One example directly from Heat Pump Monitor for a Mixergy system is provided below, where a Mixergy cylinder’s performance was tested during a full re-heat event:

A graph showing an example of a Mixergy cylinder heating up on a cold November afternoon (~2oC) with a Vaillant Aerotherm + heat pump
Figure 2: Example of a Mixergy cylinder heating up on a cold November afternoon (~2oC) with a Vaillant Aerotherm + heat pump

At Mixergy, our IoT system allows us to cross-reference the data from the Heat Pump Monitor with measurements from within the Mixergy cylinder.

A graph showing temperature data from the top and bottom of a Mixergy cylinder during a heating test
Figure 3: Temperature data from the top and bottom of a Mixergy cylinder during a heating test with an Aerotherm + heat pump (as shown in Figure 2)

A full reheat test is useful since we can observe the relationship between COP and cylinder temperature at each point in time through the Heat Pump Monitor’s very helpful ‘COP in window’ report, which allows you to provide an average COP value over any timespan you like. In this instance, the Vaillant system with Mixergy cylinder delivered an average COP of ~4 from fully cold up to 45oC. This dropped to 3.6 as the temperature climbed to its final target of 51oC.

One of the key advantages of the Mixergy cylinder is that we always exchange thermal energy with the coldest part of the cylinder at all times via a plate heat exchanger.
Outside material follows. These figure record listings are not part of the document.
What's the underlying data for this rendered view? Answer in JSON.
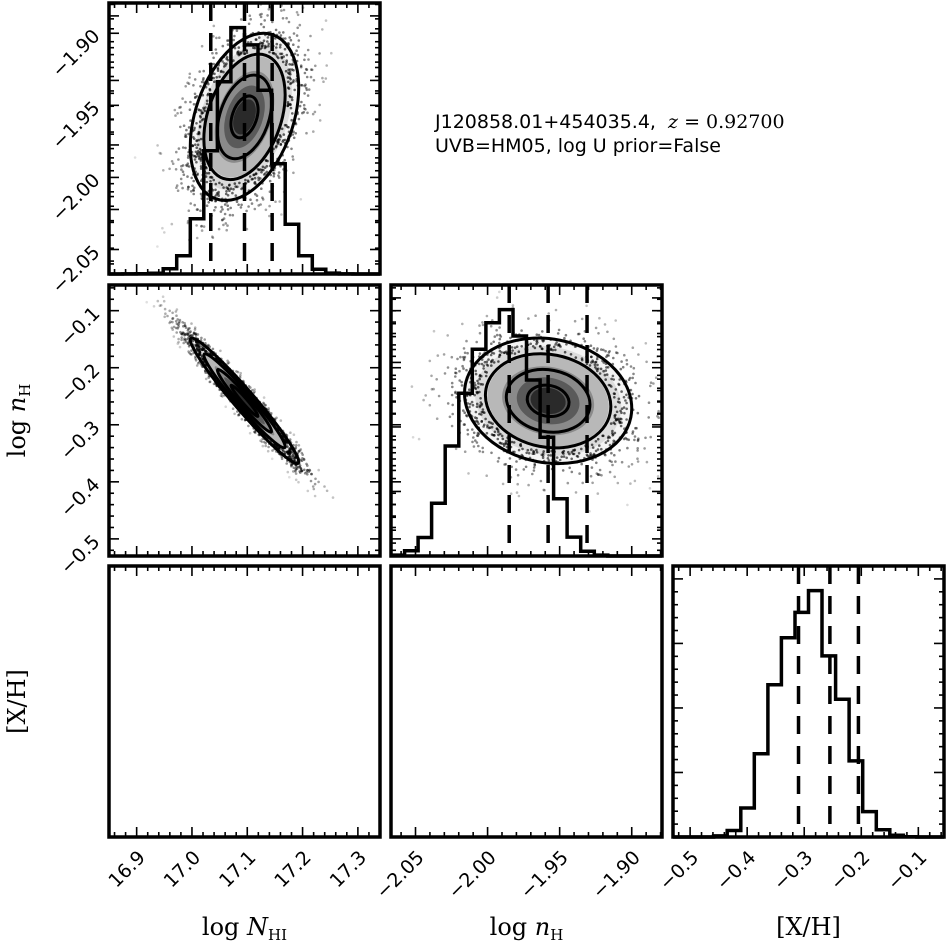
{
  "annotation": {
    "line1_object": "J120858.01+454035.4,",
    "line1_z_var": "z",
    "line1_z_value": " = 0.92700",
    "line2": "UVB=HM05, log U prior=False"
  },
  "colors": {
    "ink": "#000000",
    "background": "#ffffff"
  },
  "chart_data": {
    "type": "corner",
    "parameters": [
      {
        "key": "NHI",
        "label_main": "log ",
        "label_var": "N",
        "label_sub": "HI",
        "range": [
          16.85,
          17.34
        ],
        "ticks": [
          16.9,
          17.0,
          17.1,
          17.2,
          17.3
        ],
        "tick_labels": [
          "16.9",
          "17.0",
          "17.1",
          "17.2",
          "17.3"
        ]
      },
      {
        "key": "nH",
        "label_main": "log ",
        "label_var": "n",
        "label_sub": "H",
        "range": [
          -2.067,
          -1.879
        ],
        "ticks": [
          -2.05,
          -2.0,
          -1.95,
          -1.9
        ],
        "tick_labels": [
          "−2.05",
          "−2.00",
          "−1.95",
          "−1.90"
        ]
      },
      {
        "key": "XH",
        "label_main": "[X/H]",
        "label_var": "",
        "label_sub": "",
        "range": [
          -0.53,
          -0.055
        ],
        "ticks": [
          -0.5,
          -0.4,
          -0.3,
          -0.2,
          -0.1
        ],
        "tick_labels": [
          "−0.5",
          "−0.4",
          "−0.3",
          "−0.2",
          "−0.1"
        ]
      }
    ],
    "histograms": [
      {
        "parameter": "NHI",
        "bin_edges": [
          16.85,
          16.8745,
          16.899,
          16.9235,
          16.948,
          16.9725,
          16.997,
          17.0215,
          17.046,
          17.0705,
          17.095,
          17.1195,
          17.144,
          17.1685,
          17.193,
          17.2175,
          17.242,
          17.2665,
          17.291,
          17.3155,
          17.34
        ],
        "counts": [
          0,
          2,
          5,
          18,
          120,
          420,
          1280,
          2850,
          4450,
          5700,
          5300,
          4250,
          2550,
          1150,
          420,
          110,
          20,
          3,
          1,
          0
        ],
        "quantiles": [
          17.034,
          17.095,
          17.145
        ]
      },
      {
        "parameter": "nH",
        "bin_edges": [
          -2.067,
          -2.0576,
          -2.0482,
          -2.0388,
          -2.0294,
          -2.02,
          -2.0106,
          -2.0012,
          -1.9918,
          -1.9824,
          -1.973,
          -1.9636,
          -1.9542,
          -1.9448,
          -1.9354,
          -1.926,
          -1.9166,
          -1.9072,
          -1.8978,
          -1.8884,
          -1.879
        ],
        "counts": [
          20,
          120,
          420,
          1200,
          2500,
          3700,
          4700,
          5300,
          5600,
          5000,
          4000,
          2700,
          1300,
          430,
          110,
          20,
          0,
          0,
          0,
          0
        ],
        "quantiles": [
          -1.985,
          -1.958,
          -1.931
        ]
      },
      {
        "parameter": "XH",
        "bin_edges": [
          -0.53,
          -0.50625,
          -0.4825,
          -0.45875,
          -0.435,
          -0.41125,
          -0.3875,
          -0.36375,
          -0.34,
          -0.31625,
          -0.2925,
          -0.26875,
          -0.245,
          -0.22125,
          -0.1975,
          -0.17375,
          -0.15,
          -0.12625,
          -0.1025,
          -0.07875,
          -0.055
        ],
        "counts": [
          0,
          0,
          0,
          30,
          180,
          800,
          2300,
          4200,
          5500,
          6200,
          6800,
          5000,
          3800,
          2100,
          700,
          200,
          50,
          5,
          0,
          0
        ],
        "quantiles": [
          -0.31,
          -0.255,
          -0.205
        ]
      }
    ],
    "pair_plots": [
      {
        "x": "NHI",
        "y": "nH",
        "center": [
          17.095,
          -1.958
        ],
        "sigma": [
          0.049,
          0.029
        ],
        "rho": 0.35,
        "density_levels": [
          0.5,
          1.0,
          1.5,
          2.0
        ]
      },
      {
        "x": "NHI",
        "y": "XH",
        "center": [
          17.095,
          -0.258
        ],
        "sigma": [
          0.049,
          0.055
        ],
        "rho": -0.97,
        "density_levels": [
          0.5,
          1.0,
          1.5,
          2.0
        ]
      },
      {
        "x": "nH",
        "y": "XH",
        "center": [
          -1.958,
          -0.258
        ],
        "sigma": [
          0.029,
          0.055
        ],
        "rho": -0.12,
        "density_levels": [
          0.5,
          1.0,
          1.5,
          2.0
        ]
      }
    ],
    "xlabel_columns": [
      "NHI",
      "nH",
      "XH"
    ],
    "ylabel_rows": [
      "nH",
      "XH"
    ],
    "grid": false,
    "legend": "none"
  }
}
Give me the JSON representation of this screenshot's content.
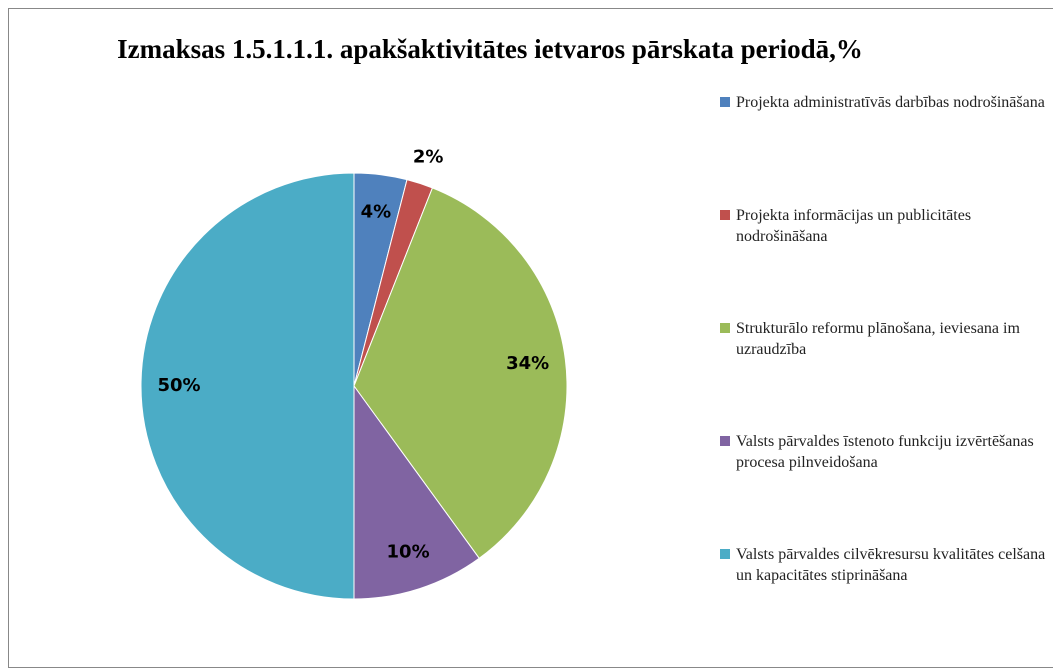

This keeps things cool whilst keeping the COP high. This is true irrespective of the Mixergy cylinder’s state of charge.

On the other hand, a coil-based cylinder suffers when reheating from a partial state of charge because its surface area is effectively ‘locked out’ by the thermal energy already present at the outset of the heating event.

You can read more about this in a focussed blog article on this subject in our article Plate heat exchanger vs Coil: the great debate.

Over time, as we build up a better picture of real-world data, we can begin to get a fuller understanding of this benefit. However, we can already see the poor COP values that coil cylinders can suffer from:

A graph showing an example of a coil-based cylinder heating with a Nibe system from a partial state of charge
Figure 4: Example of a coil-based cylinder heating with a Nibe system from a partial state of charge; due to the very poor heat transfer, we are seeing a COP of less than one in this instance – this system, however, delivers a high sCOP overall because the space heating design is very efficient and the hot water consumption, relative to space heating consumption is low.

The benefits of a Mixergy cylinder don’t stop there. In addition to delivering the highest COP during partial reheats, the Mixergy cylinder also features the following:

  1. State of charge monitoring so that you always know if there’s enough heat to cover the day
  2. The ability to set an intelligent heating schedule driven by state of charge rather than a single temperature set point (this means we can wait until the right time to fully reheat the cylinder rather than at an arbitrary point in time, depending on where the cylinder probe is located)
  3. Future-proofing through connected control so that the system can work most effectively with smart tariffs

We want to thank the team behind Heat Pump Monitor for making real-world, real-time data available.

Alongside this, we undertake testing in our lab within an environmental test chamber (this helps us to create repeatable tests in a controlled environment (which we will outline in a future article).  Combining these tests with the field data provided by Heat Pump Monitor is truly invaluable when developing products in the home.